Who would rape a 71-year-old nun? And why? The answers are as disturbing as the questions. Rape in this country has become so frighteningly banal that girls in short skirts and an elderly nun wearing a cross are equal targets: Both, it seems, violate our neo-Vedantic sensibilities. Perhaps this also explains the official catato nia. Following the rape, not a single union minister condemned the incident, until growing public ire required a response. Worse, this cowardly crime is the latest in a series of attacks on Christian institutions in our country. This is ironic because while Catholics constitute barely two per cent of our population, we have over 14,539 Catholic schools and colleges, second only to government-run institutions. And in towns and villages across India, a convent education is still the most coveted. Maybe it’s time for our Sisters to stop being taken for granted.

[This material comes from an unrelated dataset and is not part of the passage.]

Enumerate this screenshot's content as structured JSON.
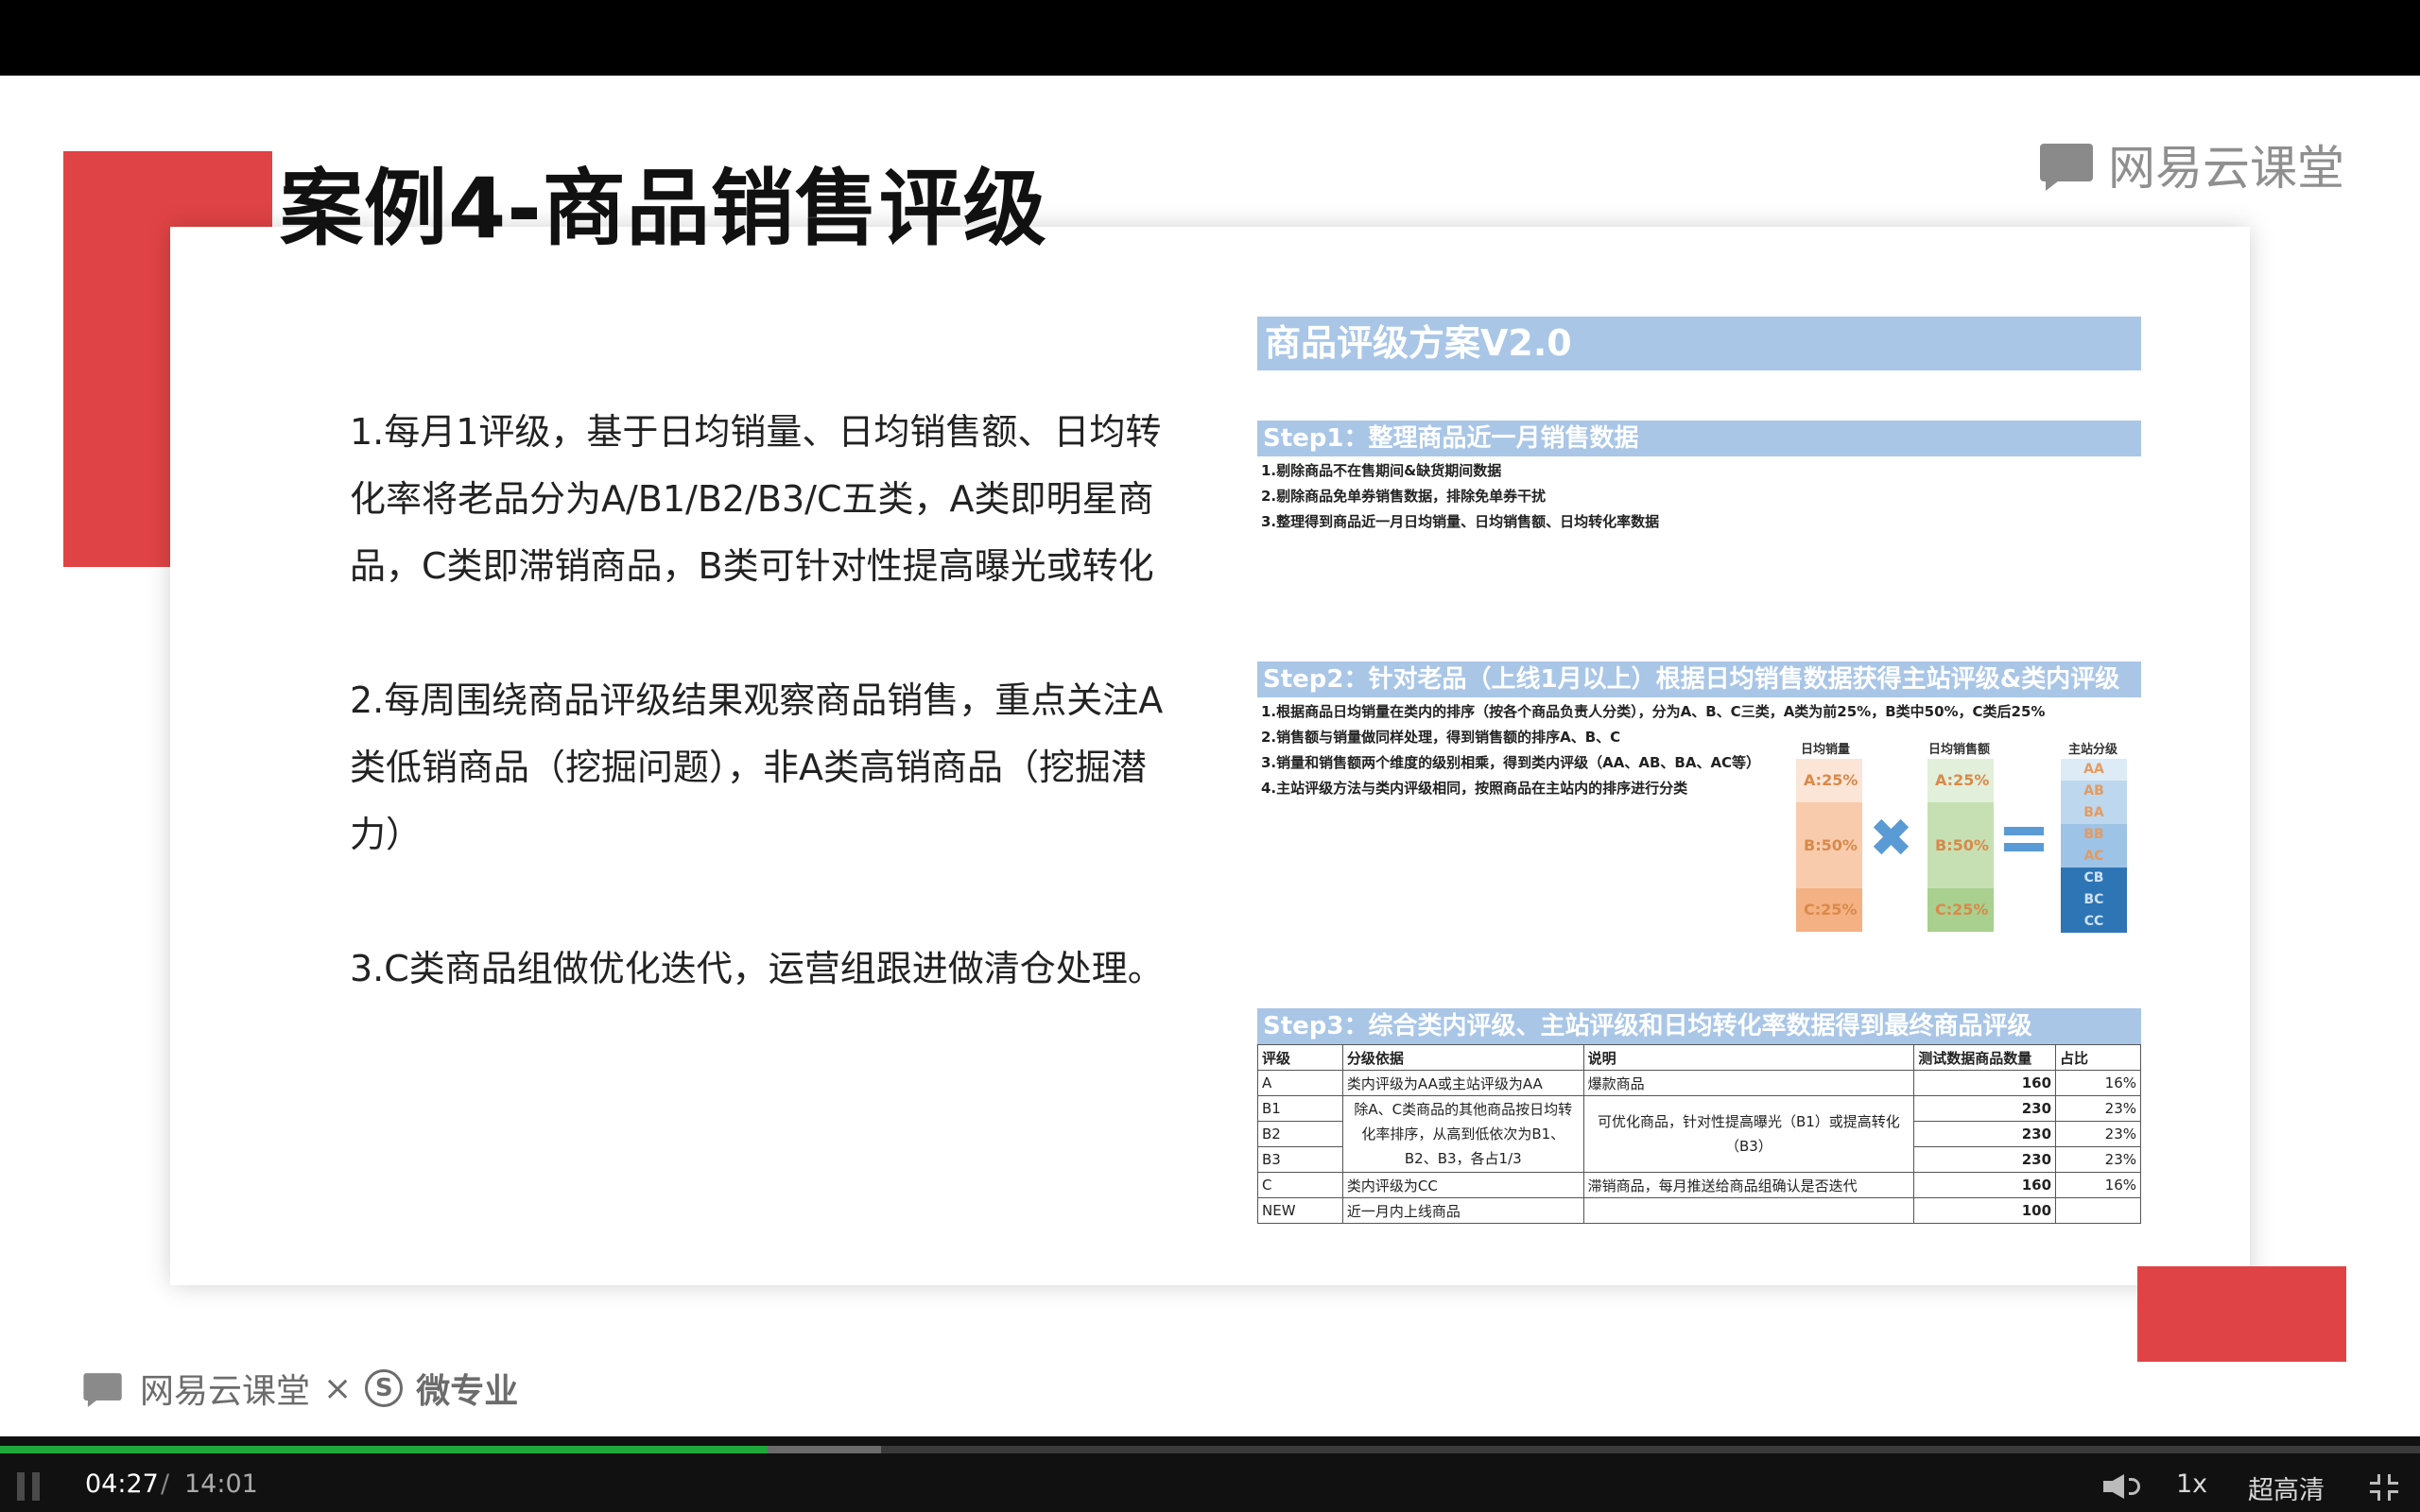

Maybe it’s time for every Catholic school, college and hospital in the country to protest against this senseless bigotry by closing down indefinitely; or at least until the powers that be wake up and find they have nowhere better to educate their children. Maybe it’s time to let India acknowledge her debt to the countless nuns and priests who work selflessly to offer education, healthcare and social services where the Government has failed for over 70 years.
But Sister, of course, won’t hear of it. Forgive them, she pleads for her assaulters; they know not what they do. Christianity in India is alive and well.